悲観的な中国の未来

いまフランスの人口学者エマニュエル・トッド氏の『老人支配国家 日本の危機』(文春新書)という本を読んでいる。トッド氏は人口学者であるが、いまの世界を歴史的、統計的な立場から論じている学者で、独自の視点がいつも興味深い。最近も月刊文藝春秋で「日本核武装のすすめ」という論文を書いている。

『老人支配国家 日本の危機』でもハッとするような記述に出会う。同氏はこう書いている。

「中国が、今後、「帝国」になることは、政治的にも経済的にもないでしょう。中国の未来は悲観せざるを得ないという点で、人口学者は一致しています」

多くの方は中国はすでに帝国になりつつあると思われているかもしれない。そうした考え方をトッド氏は否定する。その理由は「少子化と高齢化が進んでいるから」と述べる。特に出生児の男女比が、男子118人対女子100人という点に注目している。通常は106人対100人であるという。

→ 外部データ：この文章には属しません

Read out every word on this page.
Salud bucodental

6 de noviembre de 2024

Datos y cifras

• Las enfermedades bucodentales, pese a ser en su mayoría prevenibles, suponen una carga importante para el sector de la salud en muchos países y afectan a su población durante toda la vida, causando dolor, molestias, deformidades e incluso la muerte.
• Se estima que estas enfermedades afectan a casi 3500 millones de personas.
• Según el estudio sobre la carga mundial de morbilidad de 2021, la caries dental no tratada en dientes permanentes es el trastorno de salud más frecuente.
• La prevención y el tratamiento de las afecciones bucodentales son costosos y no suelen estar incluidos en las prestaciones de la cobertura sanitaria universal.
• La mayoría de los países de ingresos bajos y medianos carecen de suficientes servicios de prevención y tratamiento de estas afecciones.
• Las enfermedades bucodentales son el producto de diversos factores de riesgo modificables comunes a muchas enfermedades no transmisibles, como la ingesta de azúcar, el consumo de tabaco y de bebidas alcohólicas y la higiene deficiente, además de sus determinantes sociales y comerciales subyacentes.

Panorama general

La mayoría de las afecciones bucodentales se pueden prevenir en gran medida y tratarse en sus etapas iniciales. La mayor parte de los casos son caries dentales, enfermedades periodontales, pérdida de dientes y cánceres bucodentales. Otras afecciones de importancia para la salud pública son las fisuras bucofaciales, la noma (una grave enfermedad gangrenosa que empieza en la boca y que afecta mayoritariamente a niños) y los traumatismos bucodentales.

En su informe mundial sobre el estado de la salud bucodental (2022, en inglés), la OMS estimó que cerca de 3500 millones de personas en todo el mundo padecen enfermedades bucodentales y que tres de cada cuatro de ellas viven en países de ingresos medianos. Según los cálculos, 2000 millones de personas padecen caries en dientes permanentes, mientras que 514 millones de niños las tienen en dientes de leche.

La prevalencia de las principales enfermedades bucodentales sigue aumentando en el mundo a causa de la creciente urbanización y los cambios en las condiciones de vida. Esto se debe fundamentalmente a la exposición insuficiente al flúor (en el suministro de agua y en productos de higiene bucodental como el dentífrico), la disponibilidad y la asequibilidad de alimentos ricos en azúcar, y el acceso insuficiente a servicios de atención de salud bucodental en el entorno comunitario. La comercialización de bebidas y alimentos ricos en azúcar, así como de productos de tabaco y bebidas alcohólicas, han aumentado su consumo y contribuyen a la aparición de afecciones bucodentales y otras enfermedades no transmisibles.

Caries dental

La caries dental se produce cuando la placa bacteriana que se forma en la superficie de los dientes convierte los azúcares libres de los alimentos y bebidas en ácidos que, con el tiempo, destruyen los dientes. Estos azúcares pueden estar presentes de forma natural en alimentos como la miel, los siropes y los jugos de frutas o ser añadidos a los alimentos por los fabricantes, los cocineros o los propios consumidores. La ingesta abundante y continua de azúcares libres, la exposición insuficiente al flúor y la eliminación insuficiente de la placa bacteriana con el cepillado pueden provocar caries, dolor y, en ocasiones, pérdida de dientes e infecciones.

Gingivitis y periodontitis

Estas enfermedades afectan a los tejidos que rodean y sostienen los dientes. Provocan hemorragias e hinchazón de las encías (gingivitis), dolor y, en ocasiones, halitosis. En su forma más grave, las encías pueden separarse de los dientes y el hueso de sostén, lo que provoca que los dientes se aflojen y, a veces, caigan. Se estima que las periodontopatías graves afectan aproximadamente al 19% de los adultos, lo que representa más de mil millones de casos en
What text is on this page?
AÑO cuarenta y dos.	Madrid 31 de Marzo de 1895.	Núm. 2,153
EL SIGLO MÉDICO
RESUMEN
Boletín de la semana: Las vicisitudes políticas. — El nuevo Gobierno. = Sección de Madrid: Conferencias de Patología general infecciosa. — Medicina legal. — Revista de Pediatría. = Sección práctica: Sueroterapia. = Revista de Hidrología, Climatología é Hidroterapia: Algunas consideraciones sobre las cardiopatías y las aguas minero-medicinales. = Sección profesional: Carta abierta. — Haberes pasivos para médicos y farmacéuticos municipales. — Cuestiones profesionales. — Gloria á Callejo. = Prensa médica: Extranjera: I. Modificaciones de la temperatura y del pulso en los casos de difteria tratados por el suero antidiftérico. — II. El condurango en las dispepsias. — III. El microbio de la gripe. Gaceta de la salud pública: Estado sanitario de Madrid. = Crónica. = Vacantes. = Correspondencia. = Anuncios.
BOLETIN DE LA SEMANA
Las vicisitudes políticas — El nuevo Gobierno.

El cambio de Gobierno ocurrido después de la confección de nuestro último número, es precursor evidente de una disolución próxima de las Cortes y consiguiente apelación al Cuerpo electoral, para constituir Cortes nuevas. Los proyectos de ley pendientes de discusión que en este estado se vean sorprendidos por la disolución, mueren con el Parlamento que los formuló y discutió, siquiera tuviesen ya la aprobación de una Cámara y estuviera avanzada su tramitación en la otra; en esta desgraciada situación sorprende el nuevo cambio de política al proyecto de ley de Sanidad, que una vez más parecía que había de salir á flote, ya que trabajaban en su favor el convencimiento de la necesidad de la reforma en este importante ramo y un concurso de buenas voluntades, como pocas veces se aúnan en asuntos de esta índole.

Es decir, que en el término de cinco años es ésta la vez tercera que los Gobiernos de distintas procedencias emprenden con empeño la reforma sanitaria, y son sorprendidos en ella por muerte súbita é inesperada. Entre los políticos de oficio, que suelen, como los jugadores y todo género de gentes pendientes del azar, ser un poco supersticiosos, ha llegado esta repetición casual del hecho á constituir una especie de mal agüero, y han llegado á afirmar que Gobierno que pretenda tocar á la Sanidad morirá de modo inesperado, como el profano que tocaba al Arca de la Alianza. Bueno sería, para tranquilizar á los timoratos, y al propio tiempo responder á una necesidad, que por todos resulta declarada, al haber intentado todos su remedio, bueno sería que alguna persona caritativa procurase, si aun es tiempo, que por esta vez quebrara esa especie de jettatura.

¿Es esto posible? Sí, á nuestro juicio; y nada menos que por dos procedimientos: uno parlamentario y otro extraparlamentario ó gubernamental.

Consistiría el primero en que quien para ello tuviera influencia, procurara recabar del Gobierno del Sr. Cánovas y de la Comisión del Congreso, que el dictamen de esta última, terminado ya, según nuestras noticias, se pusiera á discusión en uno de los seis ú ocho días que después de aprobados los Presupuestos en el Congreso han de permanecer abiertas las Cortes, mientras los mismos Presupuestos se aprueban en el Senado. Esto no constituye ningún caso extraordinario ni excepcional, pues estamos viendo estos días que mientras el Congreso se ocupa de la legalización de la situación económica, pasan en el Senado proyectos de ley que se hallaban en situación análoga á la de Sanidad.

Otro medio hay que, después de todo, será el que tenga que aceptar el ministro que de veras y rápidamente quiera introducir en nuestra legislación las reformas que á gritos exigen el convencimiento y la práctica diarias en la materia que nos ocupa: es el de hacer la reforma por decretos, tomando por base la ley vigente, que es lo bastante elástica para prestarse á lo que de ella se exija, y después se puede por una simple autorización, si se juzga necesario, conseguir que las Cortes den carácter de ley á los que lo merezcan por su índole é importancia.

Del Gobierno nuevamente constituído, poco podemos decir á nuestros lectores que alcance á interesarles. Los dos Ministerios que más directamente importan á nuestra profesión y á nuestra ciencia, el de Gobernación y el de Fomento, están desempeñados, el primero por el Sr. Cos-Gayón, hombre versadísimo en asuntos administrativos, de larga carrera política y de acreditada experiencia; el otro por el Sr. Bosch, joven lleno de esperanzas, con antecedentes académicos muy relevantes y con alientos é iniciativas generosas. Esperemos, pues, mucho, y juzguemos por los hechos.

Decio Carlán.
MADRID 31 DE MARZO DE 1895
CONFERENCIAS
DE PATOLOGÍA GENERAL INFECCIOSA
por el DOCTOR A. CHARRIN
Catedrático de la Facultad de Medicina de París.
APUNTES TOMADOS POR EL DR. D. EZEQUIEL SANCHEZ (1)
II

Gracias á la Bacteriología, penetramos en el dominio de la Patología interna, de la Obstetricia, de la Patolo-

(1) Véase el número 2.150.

これは中国では妊娠中に女子であることがわかると、選択的堕胎が行われていることを意味している。中国社会では女性の地位の低さがいまでも指摘されており、伝統的な価値観が流布している。さらに若いエリートが国外に流出しているため、中国経済はいま内需が弱く、輸出依存の脆弱な構造になってもいるとトッド氏は述べる。そして「砂でできた巨人」と形容する。

その流れで、日本は思い切った少子化対策を打つことが大切だと書く。「子どもは宝」とはよくいったもので、子どもこそが将来の国家を支える存在なので、子どもへの投資は将来への投資になることをすべての日本人は意識すべきかもしれない。